一代で「世界のホンダ」を築きあげた名経営者・本田宗一郎さん
その生き様には、現代にも通ずるたくさんのヒントがつまっています。
何のために働き、何のために生きるのか。
1991年、本田宗一郎さんは亡くなりましたが、生前にこんなことを言っていたそうです。
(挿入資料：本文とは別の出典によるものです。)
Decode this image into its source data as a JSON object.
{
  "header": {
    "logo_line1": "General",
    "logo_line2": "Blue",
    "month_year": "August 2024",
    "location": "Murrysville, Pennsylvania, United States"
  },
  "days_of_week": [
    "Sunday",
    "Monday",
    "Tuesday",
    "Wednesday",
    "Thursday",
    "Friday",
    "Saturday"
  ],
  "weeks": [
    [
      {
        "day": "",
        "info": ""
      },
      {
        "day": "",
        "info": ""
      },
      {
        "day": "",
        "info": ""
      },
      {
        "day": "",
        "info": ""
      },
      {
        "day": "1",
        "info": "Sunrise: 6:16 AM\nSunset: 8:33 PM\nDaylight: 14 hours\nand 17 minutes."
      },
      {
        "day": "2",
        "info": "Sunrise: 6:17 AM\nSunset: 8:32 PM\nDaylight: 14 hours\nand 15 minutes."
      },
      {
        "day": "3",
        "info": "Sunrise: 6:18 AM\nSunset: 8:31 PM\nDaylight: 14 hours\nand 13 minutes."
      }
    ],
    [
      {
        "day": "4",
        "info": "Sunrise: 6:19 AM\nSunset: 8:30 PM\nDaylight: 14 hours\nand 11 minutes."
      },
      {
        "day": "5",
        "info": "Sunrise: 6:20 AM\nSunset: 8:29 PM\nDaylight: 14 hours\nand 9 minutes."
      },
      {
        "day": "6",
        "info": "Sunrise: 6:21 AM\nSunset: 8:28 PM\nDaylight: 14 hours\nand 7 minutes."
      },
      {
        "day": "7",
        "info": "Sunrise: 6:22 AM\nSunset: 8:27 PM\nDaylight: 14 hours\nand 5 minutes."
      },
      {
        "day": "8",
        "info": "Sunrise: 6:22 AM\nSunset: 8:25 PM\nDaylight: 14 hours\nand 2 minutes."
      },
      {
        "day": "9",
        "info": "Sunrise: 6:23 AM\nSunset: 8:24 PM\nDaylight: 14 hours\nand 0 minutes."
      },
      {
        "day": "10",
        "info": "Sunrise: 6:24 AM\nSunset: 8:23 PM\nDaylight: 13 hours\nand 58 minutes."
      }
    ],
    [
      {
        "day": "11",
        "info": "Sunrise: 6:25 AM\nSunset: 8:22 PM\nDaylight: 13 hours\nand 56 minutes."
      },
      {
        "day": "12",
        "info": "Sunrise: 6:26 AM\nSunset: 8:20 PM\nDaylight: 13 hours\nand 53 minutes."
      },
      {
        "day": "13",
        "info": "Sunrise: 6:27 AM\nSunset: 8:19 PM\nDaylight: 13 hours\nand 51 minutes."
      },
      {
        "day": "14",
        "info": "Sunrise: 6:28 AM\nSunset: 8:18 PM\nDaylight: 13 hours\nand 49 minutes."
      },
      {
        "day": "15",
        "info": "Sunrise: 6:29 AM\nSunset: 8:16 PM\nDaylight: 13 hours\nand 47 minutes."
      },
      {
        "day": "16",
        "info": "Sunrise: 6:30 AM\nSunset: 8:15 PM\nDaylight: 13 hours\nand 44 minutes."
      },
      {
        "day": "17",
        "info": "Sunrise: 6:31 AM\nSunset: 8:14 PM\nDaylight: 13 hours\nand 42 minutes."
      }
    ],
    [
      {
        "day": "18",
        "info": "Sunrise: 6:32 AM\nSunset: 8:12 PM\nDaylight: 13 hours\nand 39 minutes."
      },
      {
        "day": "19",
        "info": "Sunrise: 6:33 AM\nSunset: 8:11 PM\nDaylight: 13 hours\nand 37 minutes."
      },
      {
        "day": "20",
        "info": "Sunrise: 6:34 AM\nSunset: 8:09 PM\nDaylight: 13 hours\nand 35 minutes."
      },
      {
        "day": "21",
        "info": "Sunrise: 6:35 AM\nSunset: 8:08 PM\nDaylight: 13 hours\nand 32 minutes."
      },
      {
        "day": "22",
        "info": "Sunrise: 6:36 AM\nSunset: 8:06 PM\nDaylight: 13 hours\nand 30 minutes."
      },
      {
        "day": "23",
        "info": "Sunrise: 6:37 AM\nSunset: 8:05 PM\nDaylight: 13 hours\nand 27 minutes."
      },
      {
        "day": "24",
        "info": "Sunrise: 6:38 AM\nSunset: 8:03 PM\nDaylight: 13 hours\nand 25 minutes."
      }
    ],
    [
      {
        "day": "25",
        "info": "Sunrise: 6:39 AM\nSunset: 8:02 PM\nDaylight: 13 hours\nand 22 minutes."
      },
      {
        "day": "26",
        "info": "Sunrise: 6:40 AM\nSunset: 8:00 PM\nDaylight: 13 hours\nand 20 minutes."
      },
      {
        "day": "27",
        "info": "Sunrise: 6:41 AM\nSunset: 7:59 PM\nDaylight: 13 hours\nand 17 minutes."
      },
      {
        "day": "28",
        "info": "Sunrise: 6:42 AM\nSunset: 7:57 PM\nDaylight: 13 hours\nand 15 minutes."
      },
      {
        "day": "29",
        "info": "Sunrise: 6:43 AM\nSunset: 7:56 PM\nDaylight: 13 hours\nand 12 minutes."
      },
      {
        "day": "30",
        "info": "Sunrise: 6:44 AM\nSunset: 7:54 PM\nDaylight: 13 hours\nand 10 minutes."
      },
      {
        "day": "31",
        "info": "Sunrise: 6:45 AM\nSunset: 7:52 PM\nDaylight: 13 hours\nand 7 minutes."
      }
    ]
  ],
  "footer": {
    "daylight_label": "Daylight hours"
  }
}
『素晴らしい人生を送ることができたのも、お客様、お取引先のみなさん、社会のみなさん、
従業員のみなさんのおかげである。俺が死んだら、世界中の新聞に“ありがとうございました”
という感謝の気持ちを掲載してほしい』

宗一郎さんは66歳で引退し、いわゆる「会長職」に就いていません。
「終身名誉顧問」にはなったのですが、仕事からは一気に離れたそうです。
社長を辞めた後、宗一郎さんは何をしたかというと、日本中にある、ホンダの事業所、販売店、
工場・・・当時、700カ所あったそうですが、その700カ所すべてを回り、
すべての従業員一人一人と握手し、
『ありがとう、ありがとう、いつもありがとう!』と言い続けていたそうです。

しかも、中には、2~3人しか働いていないような、ものすごく田舎の販売店もあったのですが、
全部回ったそうです。そして、その後、海外事業部も全部回ったそうです。
全部まわって、一人一人と握手して…何年もかかったそうです。

周りの人たちは、
『ホンダの創業者が直々に握手しにいけば、社員のモチベーションはあがりますよね。
仕事をもっと頑張ってくれて、業績も上がりそうですよね。だから握手しに行くんですね』
って言っていたそうです。

でも、宗一郎さんはそんなこと、どうでもよかったのです。
自分がお礼を言いたいからまわっているだけだった。

ある日ね、田舎の販売店をまわった時に、車の整備をしていた人が、
「宗一郎さんが来た!」って聞いて、喜んで走ってきたんですって。
握手してもらいに。
で、握手をしてもらおうと思って、自分の手を差し出した瞬間に、
「アッ!」って言って、パッと自分の手を引っ込めた。
なぜかと言うと、手が油まみれだった。仕事中に急いで走ってきたから、
『今、洗ってきます!』って、手を洗いに行こうとしたら、
宗一郎さんは、その社員の背中に向かって、
『その油まみれの手がいいんだ!』
って言って、整備士を引き止めて握手したそうです、両手で。
そして、嬉しそうにその手をながめて、目を細めて、手の油のにおいをかいだそうです。

宗一郎さん、こんなことも言っていた。
『握手すると、みんな泣くんだ。そして、その涙を見て、自分も泣くんだ』

すごいですよ、この人。だから、本気ですよ。
この「ありがとう」は。

本当に心からみんなに感謝していたんですね。